Incapacidade persistente ou recorrente de atingir ou manter excitação sexual suficiente. É classificada em quatro subtipos: subjetiva, genital, combinado e persistente.

  • O transtorno da excitação subjetiva é caracterizado pela ausência ou pela diminuição acentuada dos sentimentos de estimulação da excitação a partir de qualquer tipo de estímulo (beijo, carícias e fantasia), embora haja presença de lubrificação genital.
  • No transtorno da excitação genital ocorre uma diminuição ou ausência da vaso congestão vaginal e, consequentemente, da lubrificação, após qualquer tipo de estímulo sexual, seja ele físico ou mental. O órgão genital não responde ao estímulo e à motivação sexual.
  • O transtorno de excitação combinado é definido pela ausência ou diminuição da excitação sexual genital (lubrificação genital e consequente vaso congestão pélvica), juntamente com a ausência ou diminuição dos sentimentos de estimulação da excitação sexual.
  • O transtorno de excitação persistente ocorre quando sensações espontâneas e indesejáveis de excitação sexual (formigamento, dormência, congestão, lubrificação e contrações vaginais) estão presentes mesmo na ausência de pensamentos conscientes de desejo sexual e/ou de estímulo sexual.

Disfunções do orgasmo

Dificuldade persistente ou recorrente em atraso ou ausência de atingir orgasmo após suficiente estimulação sexual e excitação, causando angústia pessoal.

A disfunção da dor sexual

Destacam-se a dispareunia e o vaginismo. A dispareunia é a dor persistente ou recorrente relacionada ao ato sexual, sentida durante a penetração ou o coito. O vaginismo é caracterizado por uma contração involuntária e recorrente dos músculos perineais, principalmente do terço externo da vagina, na tentativa da penetração vaginal com pênis, dedo ou qualquer objeto.

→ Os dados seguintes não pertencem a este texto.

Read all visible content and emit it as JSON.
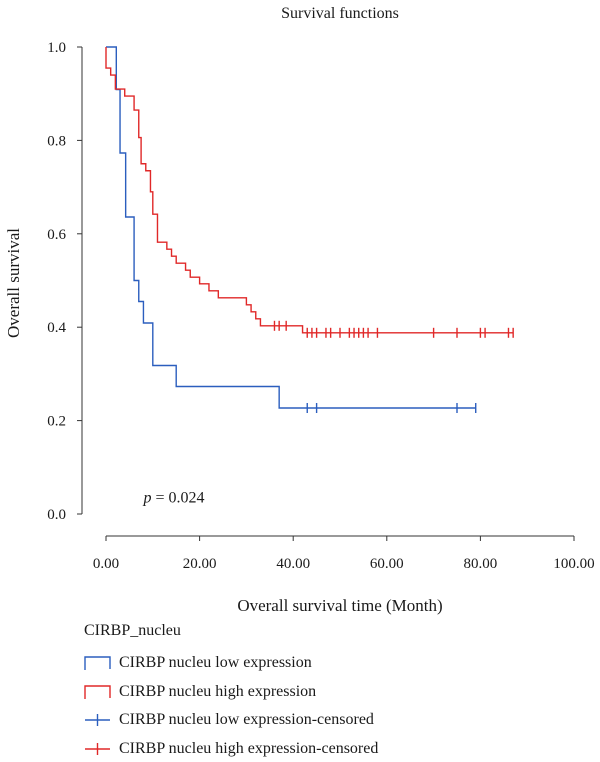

A Medicina Sexual é um campo promissor em termos de pesquisas científicas para a criação de estratégias de abordagem da sexualidade feminina. Elas visam a prevenção e o tratamento das disfunções sexuais. O bom funcionamento dos fatores biológicos, psicológicos, como também uma boa relação conjugal contribui para um bem-estar pessoal e uma boa saúde sexual.

Dra. Fabiene Vale, médica ginecologista especialista em sexologia.